Although the numbers have changed over the past 50 years, Sanders' message has not.
An examination of Sanders' other interviews and writings from that time further prove his consistency, and completely debunk the implication that he would ever praise Wallace.
In an essay printed in 1972 in Movement, a magazine published by the Liberty Union, Sanders wrote about the ability politicians such as Wallace had in tapping into a sense of resentment and turning that resentment into votes. In speaking with supporters of Wallace, wrote Sanders, he found "a certain feeling of admiration and respect for" their anger at the political system. But then he goes on to compare Wallace to Adolph Hitler.
"My mind flashed to scenes of Germany in the late 1920s. Confusion, rebellion, frustration, economic instability, a wounded national pride, ineffectual political leadership — and the desire for a strong man who would do something, who would bring order out of the chaos. ... Their attraction to Wallace goes well beyond the issues. They see in Wallace a man who is standing up to the Establishment — a tough little guy fighting for them. They admire his courage and his straightforwardness. 'He comes right out and says what he feels.'"

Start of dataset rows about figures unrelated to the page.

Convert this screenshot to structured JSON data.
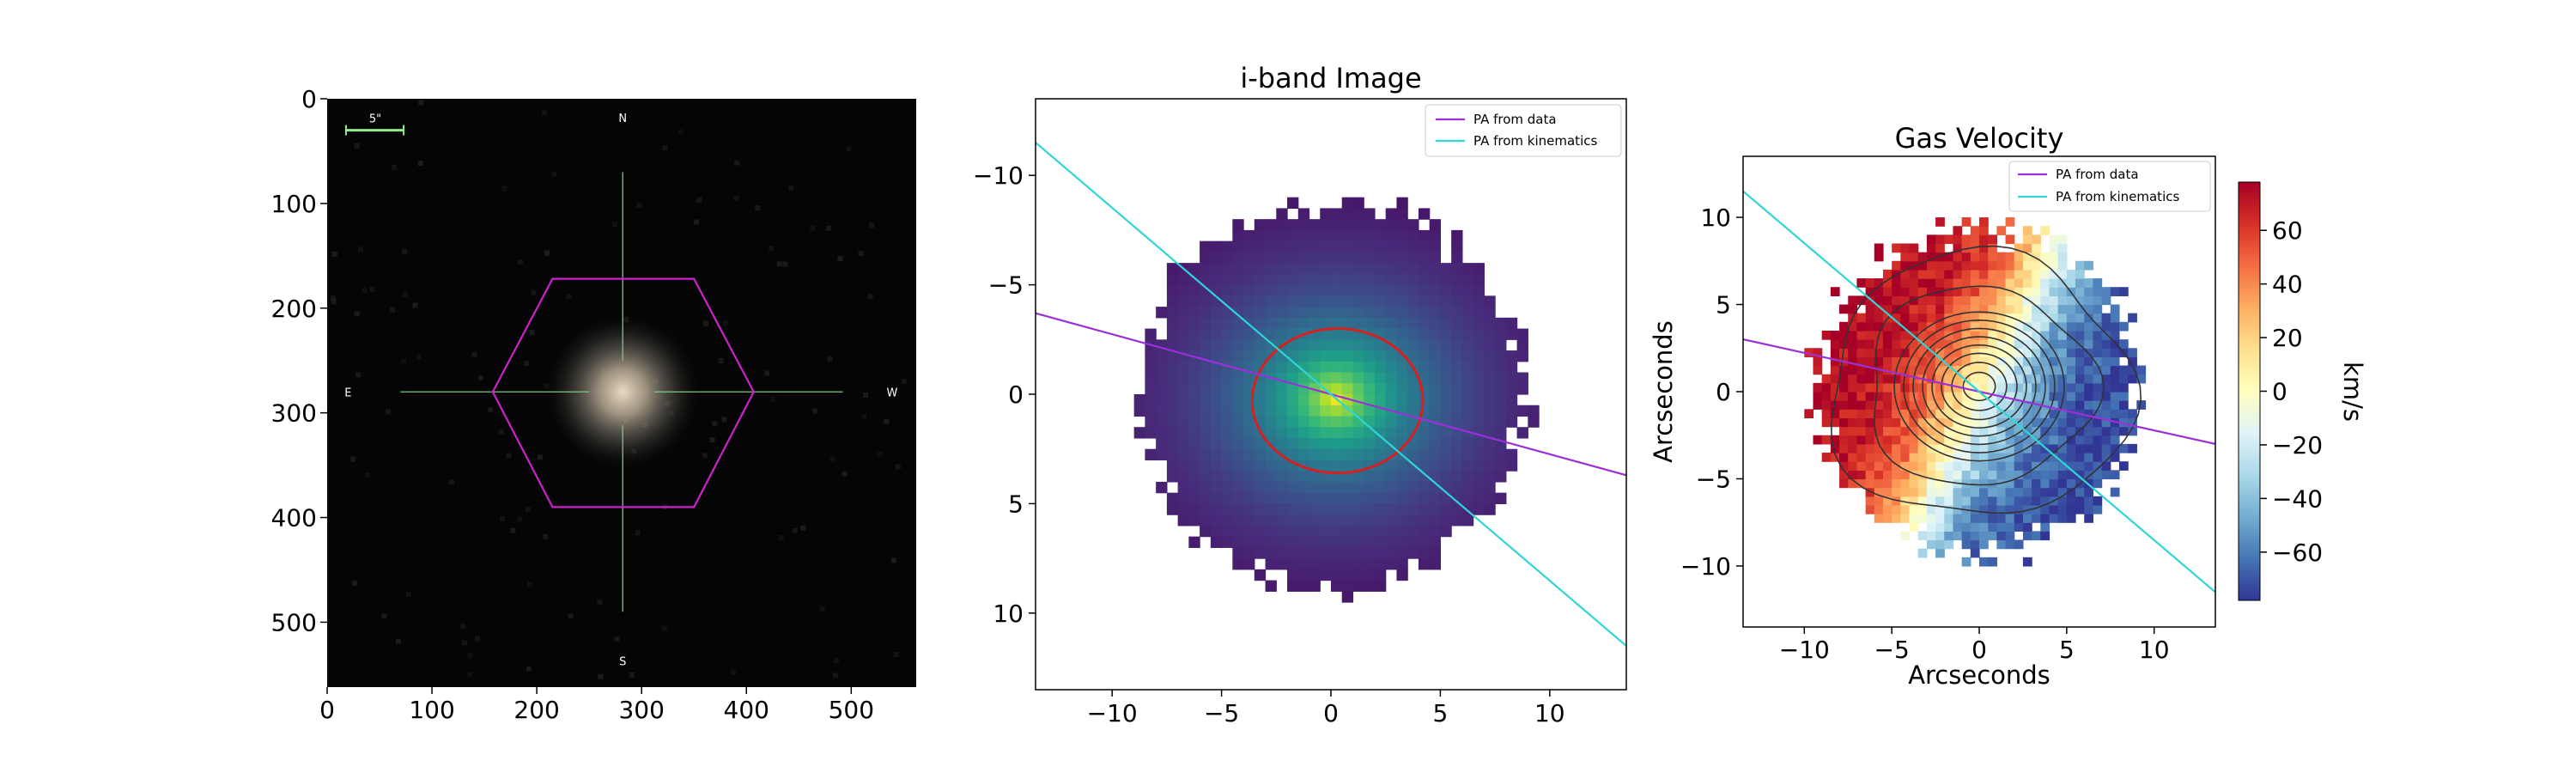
{
  "figure": {
    "panels": [
      "sdss-image",
      "i-band-image",
      "gas-velocity"
    ]
  },
  "chart_data": [
    {
      "type": "image",
      "title": "",
      "xlabel": "",
      "ylabel": "",
      "xlim": [
        0,
        562
      ],
      "ylim": [
        562,
        0
      ],
      "xticks": [
        "0",
        "100",
        "200",
        "300",
        "400",
        "500"
      ],
      "yticks": [
        "0",
        "100",
        "200",
        "300",
        "400",
        "500"
      ],
      "compass": {
        "north": "N",
        "south": "S",
        "east": "E",
        "west": "W"
      },
      "scale_bar": "5\"",
      "galaxy_center": [
        282,
        280
      ],
      "ifu_hexagon": [
        [
          215,
          172
        ],
        [
          350,
          172
        ],
        [
          407,
          280
        ],
        [
          350,
          390
        ],
        [
          215,
          390
        ],
        [
          158,
          280
        ]
      ],
      "colors": {
        "background": "#050505",
        "hexagon": "#cc22cc",
        "crosshair": "#7fc77f",
        "scale_bar": "#90ee90"
      }
    },
    {
      "type": "heatmap",
      "title": "i-band Image",
      "xlabel": "",
      "ylabel": "",
      "xlim": [
        -13.5,
        13.5
      ],
      "ylim": [
        13.5,
        -13.5
      ],
      "xticks": [
        "−10",
        "−5",
        "0",
        "5",
        "10"
      ],
      "yticks": [
        "−10",
        "−5",
        "0",
        "5",
        "10"
      ],
      "legend": {
        "position": "top-right",
        "entries": [
          "PA from data",
          "PA from kinematics"
        ]
      },
      "pa_lines": [
        {
          "name": "PA from data",
          "color": "#9b30d8",
          "points": [
            [
              -13.5,
              -3.7
            ],
            [
              13.5,
              3.7
            ]
          ]
        },
        {
          "name": "PA from kinematics",
          "color": "#30d5d5",
          "points": [
            [
              -13.5,
              -11.5
            ],
            [
              13.5,
              11.5
            ]
          ]
        }
      ],
      "ellipse": {
        "cx": 0.3,
        "cy": 0.3,
        "rx": 3.9,
        "ry": 3.3,
        "color": "#d62020"
      },
      "map": {
        "radius": 9.5,
        "core_scale": 3.2,
        "colormap": "viridis"
      }
    },
    {
      "type": "heatmap",
      "title": "Gas Velocity",
      "xlabel": "Arcseconds",
      "ylabel": "Arcseconds",
      "xlim": [
        -13.5,
        13.5
      ],
      "ylim": [
        -13.5,
        13.5
      ],
      "xticks": [
        "−10",
        "−5",
        "0",
        "5",
        "10"
      ],
      "yticks": [
        "−10",
        "−5",
        "0",
        "5",
        "10"
      ],
      "legend": {
        "position": "top-right",
        "entries": [
          "PA from data",
          "PA from kinematics"
        ]
      },
      "pa_lines": [
        {
          "name": "PA from data",
          "color": "#9b30d8",
          "points": [
            [
              -13.5,
              3.0
            ],
            [
              13.5,
              -3.0
            ]
          ]
        },
        {
          "name": "PA from kinematics",
          "color": "#30d5d5",
          "points": [
            [
              -13.5,
              11.5
            ],
            [
              13.5,
              -11.5
            ]
          ]
        }
      ],
      "colorbar": {
        "label": "km/s",
        "range": [
          -78,
          78
        ],
        "ticks": [
          "60",
          "40",
          "20",
          "0",
          "−20",
          "−40",
          "−60"
        ],
        "colormap": "RdYlBu_r"
      },
      "contours": {
        "levels": [
          0.85,
          1.45,
          2.0,
          2.5,
          3.0,
          3.5,
          4.0,
          4.5,
          6.0,
          8.0
        ],
        "color": "#333333",
        "center": [
          0,
          0.3
        ]
      },
      "map": {
        "radius": 9.5,
        "velocity_amplitude": 75
      }
    }
  ]
}
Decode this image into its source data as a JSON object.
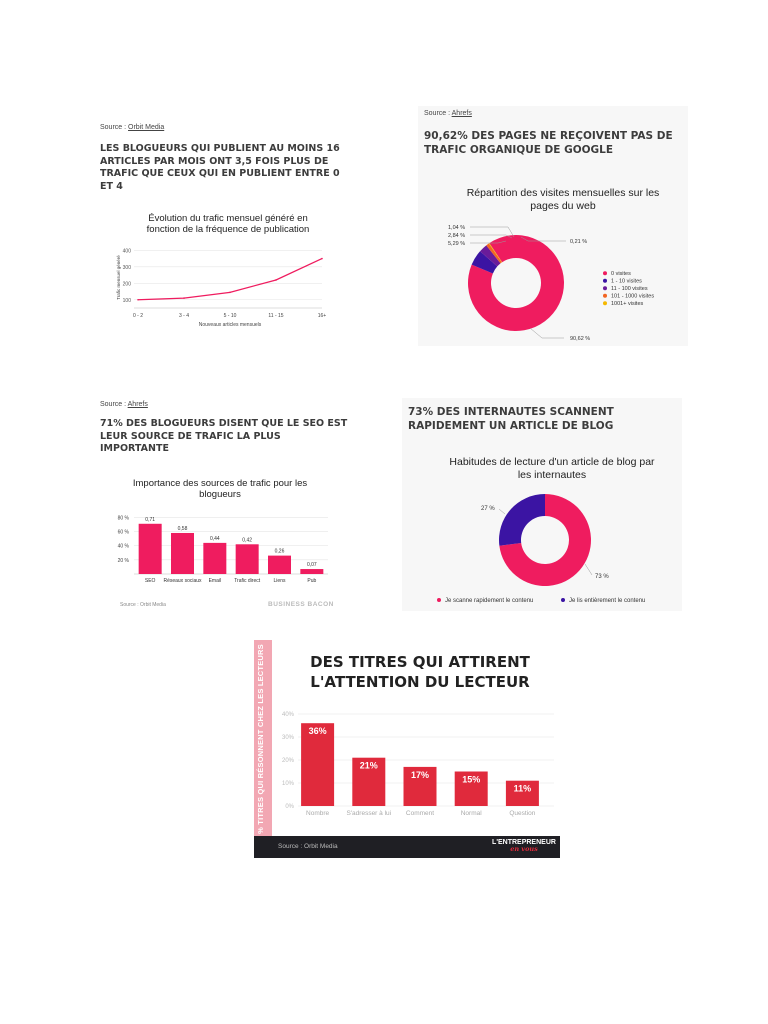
{
  "colors": {
    "pink": "#ef1c5f",
    "purple": "#3b14a3",
    "navy": "#2f1a8a",
    "orange": "#f26522",
    "yellow": "#f5b800",
    "red": "#e02a3c",
    "rose": "#f2a7b3",
    "dark": "#1f1f24",
    "panel_bg": "#f7f7f7"
  },
  "panel1": {
    "source_prefix": "Source :",
    "source_name": "Orbit Media",
    "headline_lines": [
      "LES BLOGUEURS QUI PUBLIENT AU MOINS 16",
      "ARTICLES PAR MOIS ONT 3,5 FOIS PLUS DE",
      "TRAFIC QUE CEUX QUI EN PUBLIENT ENTRE 0",
      "ET 4"
    ]
  },
  "panel2": {
    "source_prefix": "Source :",
    "source_name": "Ahrefs",
    "headline_lines": [
      "90,62% DES PAGES NE REÇOIVENT PAS DE",
      "TRAFIC ORGANIQUE DE GOOGLE"
    ]
  },
  "panel3": {
    "source_prefix": "Source :",
    "source_name": "Ahrefs",
    "headline_lines": [
      "71% DES BLOGUEURS DISENT QUE LE SEO EST",
      "LEUR SOURCE DE TRAFIC LA PLUS",
      "IMPORTANTE"
    ],
    "inner_source": "Source : Orbit Media",
    "logo": "BUSINESS BACON"
  },
  "panel4": {
    "headline_lines": [
      "73% DES INTERNAUTES SCANNENT",
      "RAPIDEMENT UN ARTICLE DE BLOG"
    ]
  },
  "panel5": {
    "headline_lines": [
      "DES TITRES QUI ATTIRENT",
      "L'ATTENTION DU LECTEUR"
    ],
    "side_label": "% TITRES QUI RÉSONNENT CHEZ LES LECTEURS",
    "footer_source": "Source : Orbit Media",
    "logo_line1": "L'ENTREPRENEUR",
    "logo_line2": "en vous"
  },
  "chart_data": [
    {
      "type": "line",
      "title_lines": [
        "Évolution du trafic mensuel généré en",
        "fonction de la fréquence de publication"
      ],
      "xlabel": "Nouveaux articles mensuels",
      "ylabel": "Trafic mensuel généré",
      "categories": [
        "0 - 2",
        "3 - 4",
        "5 - 10",
        "11 - 15",
        "16+"
      ],
      "values": [
        100,
        110,
        145,
        220,
        350
      ],
      "yticks": [
        100,
        200,
        300,
        400
      ],
      "ylim": [
        50,
        420
      ],
      "grid": true
    },
    {
      "type": "pie",
      "donut": true,
      "title_lines": [
        "Répartition des visites mensuelles sur les",
        "pages du web"
      ],
      "labels": [
        "0 visites",
        "1 - 10 visites",
        "11 - 100 visites",
        "101 - 1000 visites",
        "1001+ visites"
      ],
      "values": [
        90.62,
        5.29,
        2.84,
        1.04,
        0.21
      ],
      "value_labels": [
        "90,62 %",
        "5,29 %",
        "2,84 %",
        "1,04 %",
        "0,21 %"
      ],
      "legend": "right"
    },
    {
      "type": "bar",
      "title_lines": [
        "Importance des sources de trafic pour les",
        "blogueurs"
      ],
      "categories": [
        "SEO",
        "Réseaux sociaux",
        "Email",
        "Trafic direct",
        "Liens",
        "Pub"
      ],
      "values": [
        0.71,
        0.58,
        0.44,
        0.42,
        0.26,
        0.07
      ],
      "value_labels": [
        "0,71",
        "0,58",
        "0,44",
        "0,42",
        "0,26",
        "0,07"
      ],
      "yticks": [
        "20 %",
        "40 %",
        "60 %",
        "80 %"
      ],
      "ylim": [
        0,
        0.82
      ],
      "grid": true
    },
    {
      "type": "pie",
      "donut": true,
      "title_lines": [
        "Habitudes de lecture d'un article de blog par",
        "les internautes"
      ],
      "labels": [
        "Je scanne rapidement le contenu",
        "Je lis entièrement le contenu"
      ],
      "values": [
        73,
        27
      ],
      "value_labels": [
        "73 %",
        "27 %"
      ],
      "legend": "bottom"
    },
    {
      "type": "bar",
      "categories": [
        "Nombre",
        "S'adresser à lui",
        "Comment",
        "Normal",
        "Question"
      ],
      "values": [
        36,
        21,
        17,
        15,
        11
      ],
      "value_labels": [
        "36%",
        "21%",
        "17%",
        "15%",
        "11%"
      ],
      "yticks": [
        "0%",
        "10%",
        "20%",
        "30%",
        "40%"
      ],
      "ylim": [
        0,
        40
      ],
      "grid": true
    }
  ]
}
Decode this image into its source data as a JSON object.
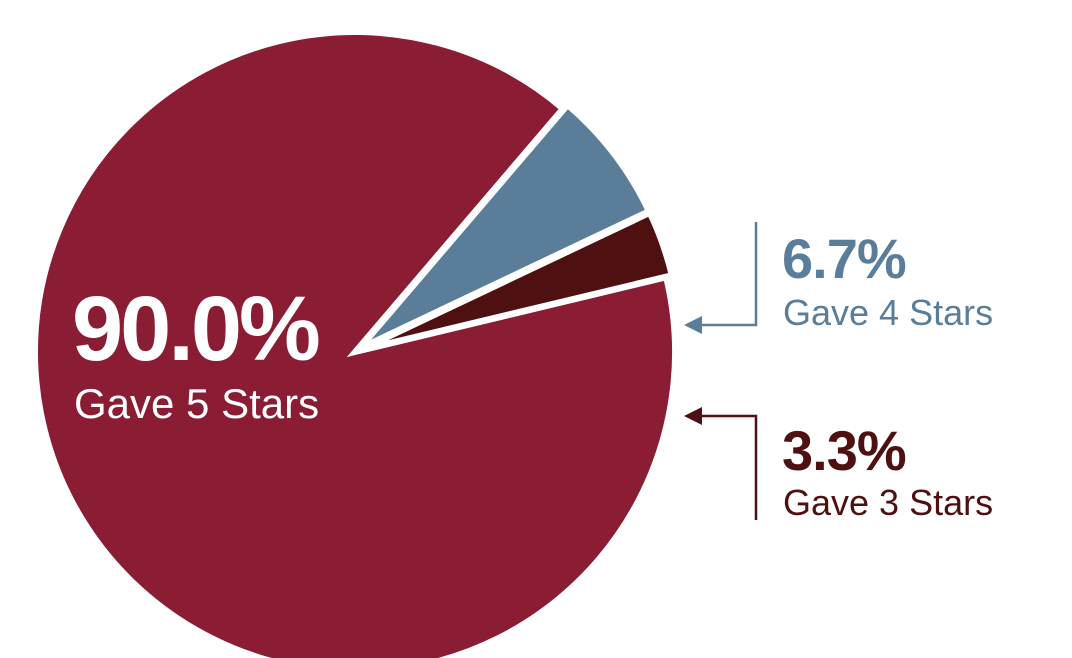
{
  "chart_data": {
    "type": "pie",
    "title": "",
    "slices": [
      {
        "name": "Gave 5 Stars",
        "percent_label": "90.0%",
        "value": 90.0,
        "color": "#8a1c34"
      },
      {
        "name": "Gave 4 Stars",
        "percent_label": "6.7%",
        "value": 6.7,
        "color": "#5a7d9a"
      },
      {
        "name": "Gave 3 Stars",
        "percent_label": "3.3%",
        "value": 3.3,
        "color": "#4e1010"
      }
    ],
    "start_angle_deg": 346.5,
    "direction": "clockwise",
    "exploded_slices": [
      "Gave 4 Stars",
      "Gave 3 Stars"
    ],
    "legend": "none",
    "label_placement": {
      "Gave 5 Stars": "inside",
      "Gave 4 Stars": "outside-right-with-arrow",
      "Gave 3 Stars": "outside-right-with-arrow"
    }
  }
}
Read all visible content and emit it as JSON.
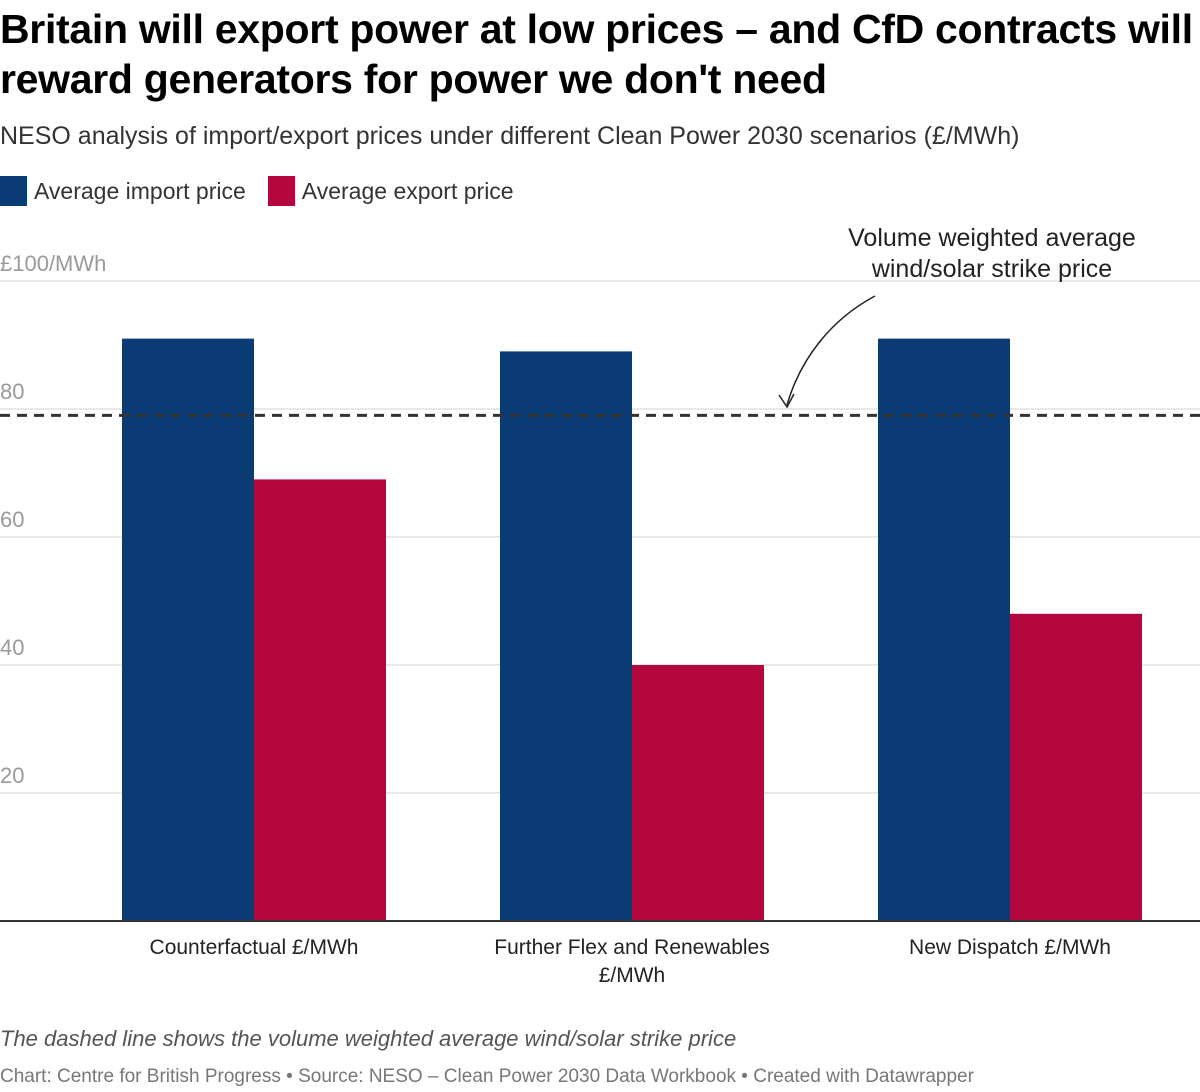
{
  "title": "Britain will export power at low prices – and CfD contracts will reward generators for power we don't need",
  "subtitle": "NESO analysis of import/export prices under different Clean Power 2030 scenarios (£/MWh)",
  "notes": "The dashed line shows the volume weighted average wind/solar strike price",
  "footer": "Chart: Centre for British Progress • Source: NESO – Clean Power 2030 Data Workbook • Created with Datawrapper",
  "colors": {
    "import": "#0b3b74",
    "export": "#b3073d"
  },
  "chart_data": {
    "type": "bar",
    "categories": [
      [
        "Counterfactual £/MWh"
      ],
      [
        "Further Flex and Renewables",
        "£/MWh"
      ],
      [
        "New Dispatch £/MWh"
      ]
    ],
    "series": [
      {
        "name": "Average import price",
        "values": [
          91,
          89,
          91
        ]
      },
      {
        "name": "Average export price",
        "values": [
          69,
          40,
          48
        ]
      }
    ],
    "ylim": [
      0,
      100
    ],
    "yticks": [
      {
        "value": 100,
        "label": "£100/MWh"
      },
      {
        "value": 80,
        "label": "80"
      },
      {
        "value": 60,
        "label": "60"
      },
      {
        "value": 40,
        "label": "40"
      },
      {
        "value": 20,
        "label": "20"
      }
    ],
    "grid": true,
    "legend": "top-left",
    "reference_line": {
      "value": 79,
      "label": [
        "Volume weighted average",
        "wind/solar strike price"
      ]
    }
  }
}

Responding to the Washington Examiner's Jan. 30 article, the Sanders campaign said, "Throughout his entire life, he's warned about demagogues like Wallace and Donald Trump using hate and fear to divide people up."
One can draw a fairly straight line from his assessment of voters' disenchantment to Donald Trump's election in 2016 and his popularity among his base despite his coarseness and narcissism.
Like him or not, Sanders had something to say back then that still resonates today.